How is it that one of the world's biggest, most actively traded commodities got saddled with a diminutive name like "shrimp"? There's certainly nothing "shrimpy" about a resource that produces nearly 3 million metric tons (live weight) of seafood a year. Nor is there anything "small-change" about the multi billion dollar industry that's turned that resource into one of the world's most popular foods.
Perhaps too popular lately. Once the domain of U.S. consumers hungry for fried shrimp platters and Super Bowl snacks, the consumption of shrimp is going increasingly global. Europeans are eating warmwater shrimp; coldwater species are hot sellers in Japanese sushi bars; and China, the world's biggest producer just two years ago, is now importing product for its hungry, upwardly mobile citizens. Shrimp may be small animals, but their impact on the world seafood market is anything but.
Species Specifics
- According to FAO, there are 342 species of shrimp of commercial value.

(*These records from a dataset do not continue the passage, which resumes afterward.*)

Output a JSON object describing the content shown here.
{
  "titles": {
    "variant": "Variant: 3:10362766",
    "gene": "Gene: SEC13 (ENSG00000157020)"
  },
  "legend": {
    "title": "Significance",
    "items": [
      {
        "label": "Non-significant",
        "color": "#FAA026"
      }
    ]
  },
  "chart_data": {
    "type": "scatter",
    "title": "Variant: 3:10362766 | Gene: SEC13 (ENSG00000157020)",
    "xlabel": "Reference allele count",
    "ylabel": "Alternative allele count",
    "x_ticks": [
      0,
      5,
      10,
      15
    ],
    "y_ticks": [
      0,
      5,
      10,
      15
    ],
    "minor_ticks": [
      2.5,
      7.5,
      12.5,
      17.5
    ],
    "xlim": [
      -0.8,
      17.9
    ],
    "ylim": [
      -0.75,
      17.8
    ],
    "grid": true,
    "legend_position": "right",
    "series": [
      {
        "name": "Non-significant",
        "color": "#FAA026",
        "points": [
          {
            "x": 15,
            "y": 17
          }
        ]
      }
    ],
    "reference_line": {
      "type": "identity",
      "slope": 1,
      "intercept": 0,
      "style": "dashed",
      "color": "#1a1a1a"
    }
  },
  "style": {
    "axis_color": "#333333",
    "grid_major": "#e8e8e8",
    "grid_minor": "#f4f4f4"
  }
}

Of those, 109 are Penaeid species, the dominant type of warmwater shrimp; 34 are Pandalids, or coldwater shrimp.
- Because they're primarily deepwater animals, coldwater shrimp do not ingest mud, sand, etc., with their food, one reason their veins are clearer than those of warmwater shrimp.
- Of the estimated 733,000 tons of farmed shrimp grown in the world in 1994, the top species, by far, was black tiger shrimp Penaeus monodon at 61%, followed by Western white shrimp Penaeus vannamei at 15%.
- Thailand is the top foreign shrimp supplier to the U.S. market, shipping more than 80,000 tons of product in 1994. Other major suppliers are Ecuador (48,100), Mexico (22,900), China (22,800) and India (22,600).
- The average American consumes around 2.5 pounds of shrimp a year, more than Europeans at 1.8 pounds per person, but far less than the Japanese at 8.8 pounds.
The above information is from the Seafood Leader Vol. 15, No. 5.